Finding Focus
I have been trying to focus for about thirty-five years. Maybe longer. Maybe my whole life. I don’t remember. The way my brain works made it hard to focus when I was in school. It makes it hard for me to follow directions, to understand maps. Mostly I feel like I am walking on a tightrope and am in the gut-fall moment of unbalance, so not falling takes up much of my concentration.
I know what focus feels like because I have been there, briefly. One time when I was twenty-one, I was in my Eagle Rock apartment doing reader reports for unsolicited manuscripts at the kitchen table, and I looked up and saw a spider web outside of the window, and I saw that it was perfect, that my life was perfect, that I was perfect. My eyes didn’t hurt. Everything was clear.
And so I know it is possible to be grounded and in love with everything, even when summarizing badly written proposals for fifteen dollars an hour.
Thanks to Joyce Maguire Pavao’s suggestion, yesterday I was listening to Mirabai Bush’s interview with Krista Tippett. Mirabai was talking about meditation, and she said you need to be calm, quiet, and stable for any sort of insight to arrive.
Look at that the list of people I had to provide in order to give you the nugget about insight: Joyce Maguire Pavao, Krista Tippett, Mirabai Bush! That’s practically a people train all to get to one thought. You may think I am losing focus here, but I learned a new type of focus from Kate Peuvrelle, my excellence coach (yes, I am an excellent person-in-training), and so this is all going to tie together in my new-understanding-of-what-focused-means way.
One reason I wasn’t able to follow my life-long dream and write a book was because I couldn’t follow a traditional narrative line. It’s the same reason I can’t tell a joke. I have a hard time going A, B, C, D. My mind jumps and connects A to J before I even get to B, and so I would get five pages into a story and already feel bored or lost. I wanted to get off the path of A and go to K, but there was the problem of smooth transition and narrative arc and etc. etc. I lived with the sadness that the one thing I wanted to do more than anything, write, was beyond my skill set.
I used to think this lack of sharp focus was a problem, but now I have re-visioned it into my strength. And I can’t stop writing.
I have, in part, Lidia Yuknavitch to thank. We were walking some twenty-five years ago, and she talked about the white space between paragraphs, about the way space allows the paragraphs to rub against each other and to create friction. There was meaning in the gap. I have been carrying this conversation around with me like a smooth stone ever since. The answer is in the gap; the connection is in the space; you don’t always have to directly link A to B, there is mystery and information in the emptiness between.

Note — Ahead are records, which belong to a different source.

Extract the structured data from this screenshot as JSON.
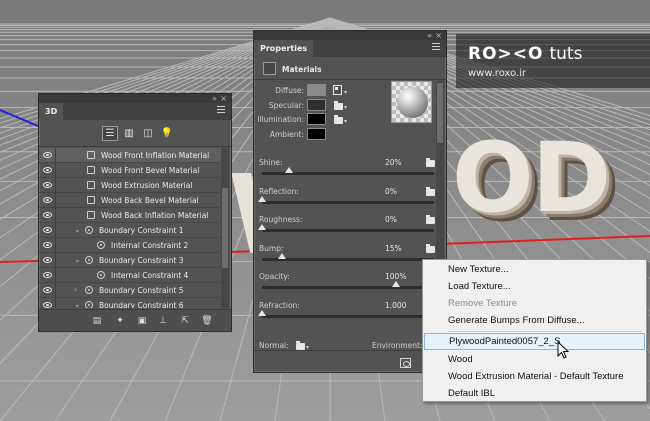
{
  "watermark": {
    "brand_bold": "RO><O",
    "brand_thin": "tuts",
    "url": "www.roxo.ir"
  },
  "scene": {
    "letters_visible": "OD"
  },
  "panel3d": {
    "title": "3D",
    "rows": [
      {
        "label": "Wood Front Inflation Material",
        "type": "material",
        "indent": 1,
        "expander": "",
        "selected": true
      },
      {
        "label": "Wood Front Bevel Material",
        "type": "material",
        "indent": 1,
        "expander": "",
        "selected": false
      },
      {
        "label": "Wood Extrusion Material",
        "type": "material",
        "indent": 1,
        "expander": "",
        "selected": false
      },
      {
        "label": "Wood Back Bevel Material",
        "type": "material",
        "indent": 1,
        "expander": "",
        "selected": false
      },
      {
        "label": "Wood Back Inflation Material",
        "type": "material",
        "indent": 1,
        "expander": "",
        "selected": false
      },
      {
        "label": "Boundary Constraint 1",
        "type": "constraint",
        "indent": 0,
        "expander": "v",
        "selected": false
      },
      {
        "label": "Internal Constraint 2",
        "type": "constraint",
        "indent": 1,
        "expander": "",
        "selected": false
      },
      {
        "label": "Boundary Constraint 3",
        "type": "constraint",
        "indent": 0,
        "expander": "v",
        "selected": false
      },
      {
        "label": "Internal Constraint 4",
        "type": "constraint",
        "indent": 1,
        "expander": "",
        "selected": false
      },
      {
        "label": "Boundary Constraint 5",
        "type": "constraint",
        "indent": 0,
        "expander": ">",
        "selected": false
      },
      {
        "label": "Boundary Constraint 6",
        "type": "constraint",
        "indent": 0,
        "expander": "v",
        "selected": false
      }
    ]
  },
  "properties": {
    "title": "Properties",
    "section": "Materials",
    "diffuse_label": "Diffuse:",
    "specular_label": "Specular:",
    "illumination_label": "Illumination:",
    "ambient_label": "Ambient:",
    "colors": {
      "diffuse": "#8b8b8b",
      "specular": "#2e2e2e",
      "illumination": "#000000",
      "ambient": "#000000"
    },
    "sliders": [
      {
        "label": "Shine:",
        "value": "20%",
        "level": 0.2
      },
      {
        "label": "Reflection:",
        "value": "0%",
        "level": 0.0
      },
      {
        "label": "Roughness:",
        "value": "0%",
        "level": 0.0
      },
      {
        "label": "Bump:",
        "value": "15%",
        "level": 0.15
      },
      {
        "label": "Opacity:",
        "value": "100%",
        "level": 1.0
      },
      {
        "label": "Refraction:",
        "value": "1.000",
        "level": 0.0
      }
    ],
    "normal_label": "Normal:",
    "environment_label": "Environment:"
  },
  "context_menu": {
    "items": [
      {
        "label": "New Texture...",
        "disabled": false
      },
      {
        "label": "Load Texture...",
        "disabled": false
      },
      {
        "label": "Remove Texture",
        "disabled": true
      },
      {
        "label": "Generate Bumps From Diffuse...",
        "disabled": false
      },
      {
        "label": "PlywoodPainted0057_2_S",
        "disabled": false,
        "hover": true
      },
      {
        "label": "Wood",
        "disabled": false
      },
      {
        "label": "Wood Extrusion Material - Default Texture",
        "disabled": false
      },
      {
        "label": "Default IBL",
        "disabled": false
      }
    ]
  },
  "accent_colors": {
    "axis_x": "#e02020",
    "axis_z": "#2020e0",
    "menu_hover": "#e5f1fb"
  }
}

Words can only take us so far. Writing about adoption, for example, can be challenging because there aren’t words for many things adoptees experience (the feeling of knowing someone both is and isn’t your mother: the feeling of first seeing a human being related to you by blood), but if I am allowed to use the deep stillness of the page as well as the chisel of the written word, then I have access to magic.
When Kate first taught me soft focus, she had me sit in a chair and she stood behind me, her hands in front of my face. She moved her hands off each side in an arc, fingers gently moving, while I looked straight ahead. When I could no longer see her hands in my peripheral vision, she moved them back until I could see. And then we stayed for a minute or two and breathed and relaxed; I looked straight ahead while seeing her hands in my peripheral vision. I felt my whole body, including my eyes, soften.
Kate told me I was in an optimum learning space and that any time I felt my vision getting too tightly focused, while at the computer, for example, I could recreate that relaxed, receptive feeling by going into that soft focus. I felt calm, quiet, and stable.
I’ve done it with a classroom full of students, and the change in the energy level is palpable when the kids sink into that broader focus. It’s a lovely feeling. It lets you see everything at once without the hard striving for direct knowing.
The artist Jenny Holzer made a sign that reads All Things Are Delicately Interconnected. I think about this probably as much as I think about what I will eat next. It’s my favorite thing about the world: the interconnectedness of things. Of us.
But when you try to write in a linear manner while trying to carry the bucket of the world in your head, you get what people call writer’s block that is, in my mind, not so much a block as a misunderstanding.
You don’t have to write A, B, C, D. You can leap. All things are delicately interconnected. Use the gap. As writers we have tools we don’t even know about because starting in about third grade the teachers ask you to put those tools away (your voice, for example).
I was finally able to write my book because I allowed myself space. I did have a focus for the story I wanted to tell, but I needed to be able to tell it my own way, and that required room. And I let myself have it. I listened to myself. Finally. I wrote what I heard.
I focused on the space between and suddenly anything was possible.
In the interview, Mirabai Bush also talked about radical self-confidence. I love that idea. What if you all felt you had the tools, the permission, the radical self-confidence to put on paper all that was in your heart? It would make for a glorious start to the new year.
Do it. Tell your heart. Because you can.